Retry Jobs and Media Erase (Failed Jobs)
Hi Everyone,
There are two parts to my post, but all relating to a failed job.
Retry Jobs:
In some other products, if your back were to fail and you select to retry the job, it will not backup the entire directory from scratch again, but rather just the items that failed. This would greatly help us, for jobs that are large and take hours to complete, rather than rerunning the entire job just to cover a few files. We sometimes do this manually now by setting up a second job and including only the files that were missed. Is there something that can do this? I understand that it my catch some files that were backed up the first time since there may have been some changes on the files with the snapshot, but I am hoping it would still dramatically shorten the job time.
Erasing Jobs on Media:
This one I can guess is not possible, but I am hoping maybe it is anyway. Is there a way to only erase a job from the media. For example I have a tape with three jobs on it, but the 3rd actually failed and we want to erase the failed job from the tape to free up space? Is it possible to do the erase only on that job without erasing the whole tape?
Backup Best Practices:
So we want to try reduce the amount of failing jobs we get, which in the grand scheme of things is not alot, but we really want to cut it down as much as possible.
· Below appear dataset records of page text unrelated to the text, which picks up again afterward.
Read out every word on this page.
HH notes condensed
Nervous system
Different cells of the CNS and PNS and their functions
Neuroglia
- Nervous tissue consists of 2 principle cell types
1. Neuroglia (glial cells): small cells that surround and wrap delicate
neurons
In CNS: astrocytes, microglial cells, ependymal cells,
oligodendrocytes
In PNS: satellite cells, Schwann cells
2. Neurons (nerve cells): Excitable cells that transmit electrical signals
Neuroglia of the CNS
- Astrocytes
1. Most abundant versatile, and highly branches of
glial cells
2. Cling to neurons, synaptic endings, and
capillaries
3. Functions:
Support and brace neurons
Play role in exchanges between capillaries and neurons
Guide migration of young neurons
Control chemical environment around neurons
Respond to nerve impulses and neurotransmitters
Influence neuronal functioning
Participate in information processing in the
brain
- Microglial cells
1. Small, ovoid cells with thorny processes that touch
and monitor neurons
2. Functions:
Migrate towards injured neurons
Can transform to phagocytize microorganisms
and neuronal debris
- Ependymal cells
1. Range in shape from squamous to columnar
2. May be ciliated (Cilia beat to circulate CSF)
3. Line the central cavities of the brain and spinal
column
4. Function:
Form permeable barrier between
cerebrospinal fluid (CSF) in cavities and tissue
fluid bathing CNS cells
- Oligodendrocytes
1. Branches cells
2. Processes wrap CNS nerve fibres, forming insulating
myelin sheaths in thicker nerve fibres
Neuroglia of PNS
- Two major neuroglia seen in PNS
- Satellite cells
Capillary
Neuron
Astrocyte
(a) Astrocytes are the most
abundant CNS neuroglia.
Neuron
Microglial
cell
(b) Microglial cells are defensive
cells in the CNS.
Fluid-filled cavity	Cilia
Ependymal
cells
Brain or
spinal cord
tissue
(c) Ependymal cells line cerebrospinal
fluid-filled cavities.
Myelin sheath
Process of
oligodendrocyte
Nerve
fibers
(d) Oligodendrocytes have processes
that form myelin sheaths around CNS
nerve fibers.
Are there any best practices about how big backup jobs should be? For example is it advisable that we have backups that are up to 10Tb? Or should these sort of things be broken down to smaller jobs? not sure if there are any Best Practices involving this.
Kind Regards,
Stuart
BE 15 does have checkpoint/restart which allows you to restart jobs.
You cannot delete specific backup sets from a tape. The only way to erase a tape is to overwrite it, but this will erase everything on the tape.
There is no guideline as to how big your job should be. It is up to the installation to decide. Having everything in one big job means less scheduling problems, but increases the risk of job failures.